More generally, the book Going, Going, Gone (subtitled "Vanishing Americana") explains the demise of Horn & Hardart (the pre-eminent NYC automat) thusly:
Although Horn & Hardart operated in just two cities, the firm was one of the world's largest restaurateurs well into midcentury. But management was slow to respond to changes in America’s eating habits. Horn & Hardart clung too long to their old downtown locations while their former customers moved out to suburban malls. The Automats maintained a large and varied menu that required talented cooks and elaborate preparation. Fast-food chains specializing in burgers, pizza, or tacos relied on unskilled labor to heat up, package, and push out a very limited choice of items to people on the rune. By 1978, the restaurant on the corner of Forty-second Street and Third Avenue, which had opened twenty years earlier, was the only Automat left in New York.
That last location (which I remember going to & loving as a child) closed in 1991. While obviously many of the problems which felled H&H aren't applicable here (like suburbanization), at least one of them - the apparently greater expense required to operate an automat, compared to the (fast-food) competition - might have been a factor here.
posted by Conrad Cornelius o'Donald o'Dell at 6:05 PM on June 7, 2009


Paul's around the corner does a better burger, and it's always fresh. Pomme Frites, not far down the street, has amazing fries that don't cost a lot and are always fresh. There are simply better options for food in that area that are at least as convenient.
posted by secret about box at 6:07 PM on June 7, 2009 [2 favorites]


Obviously that's "people on the run," not rune.
posted by Conrad Cornelius o'Donald o'Dell at 6:07 PM on June 7, 2009


What Mikey-San said. There are simply better options for food in that area that are at least as convenient.

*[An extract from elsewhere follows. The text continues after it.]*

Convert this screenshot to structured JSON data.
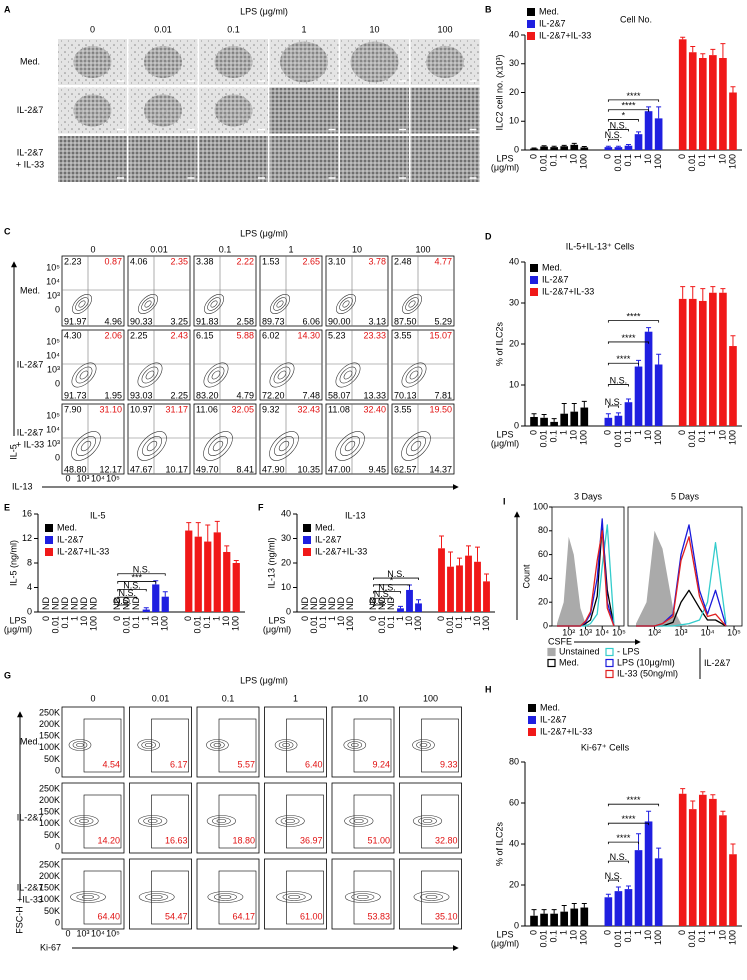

As someone who lives around the corner, I can confirm it is 100% gone and replaced by Baoguette, which has many more customers in there, on a regular basis.
posted by kathryn at 6:34 PM on June 7, 2009


2 brothers pizza is across the street from where the Sutomat was. The pizzeria's slices cost a dollar each. This is probably why the Automat went out of business. Plus the very fact that they had employees manning the counter didn't make any sense. Why have salespeople at an automat?
posted by I-baLL at 9:43 AM on June 10, 2009


They were, as far as I know, the only place in the city where you could get real shaved ice, and I am very much mourning the loss of that.
posted by ThePinkSuperhero at 9:12 AM on June 15, 2009 [1 favorite]


@ThePinkSuperhero: Really? I've heard you can get it at various places in Chinatown and Koreatown, and most Japanese Bakeries. Singapore Cafe, Jobee, Vivi, Panya Bakery, Cafe Zaiya, Chikalicious Dessert Club, Otafuku, Pinkberry, Koryodang, TKettle, Beard Papa, Ten Ren, etc.